Sri Lanka opposition leader Sarath Fonseka at Colombo rally
Leading Sri Lankan opposition figure Sarath Fonseka has held his first big political gathering since serving two years in jail after losing a presidential election.
The former general called for major political reforms.
But the BBC's Charles Haviland in Colombo says that disunity among the opposition meant the turnout was low.
Mr Fonseka unsuccessfully stood against President Mahinda Rajapaksa in a presidential election two years ago.
But he lost after a vitriolic campaign and was imprisoned shortly afterwards.
Mr Fonseka's lawyer said in May that the terms of his release prevented him from running for office for seven years.

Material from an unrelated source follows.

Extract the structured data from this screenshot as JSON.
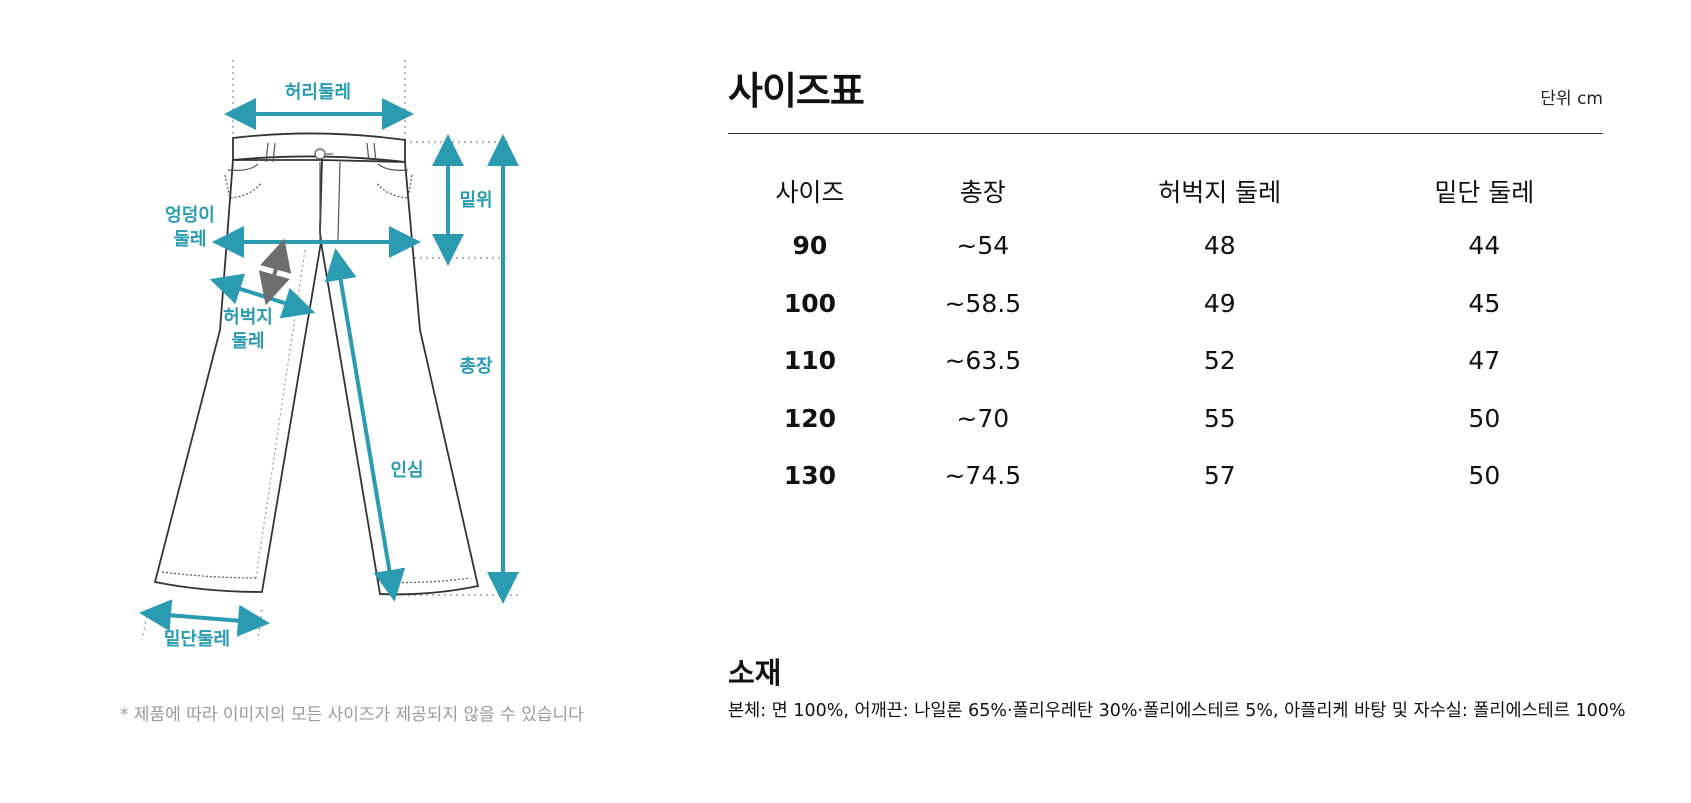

But that has not stopped the former general - credited with playing a leading role in defeating Tamil Tiger rebels in the country's civil war that ended in 2009 - from re-entering politics.
He and his supporters have pledged to fight constitutional changes which have made President Rajapaksa one of the world's most powerful presidents.
They also strongly criticised what they said was the breakdown of the rule of law and the undermining of democracy in Sri Lanka.
Our correspondent says that although nearly 1,000 people including many Buddhist monks attended the rally and stayed despite a heavy downpour, the turnout was much lower than Mr Fonseka would have wished.
The former general is at loggerheads with Ranil Wickremesinghe, the leader of the main opposition party, who ordered his colleagues not to attend the rally.
Many of those who did go to it were strongly critical of Mr Wickremasinghe's move, accusing him of creating divisions and sectarianism within the opposition.
But it appears that the president has shrewdly succeeded in using the release of his great rival to fragment the opposition, our correspondent says, and the president - still popular with the Sinhalese majority - seems more powerful than ever.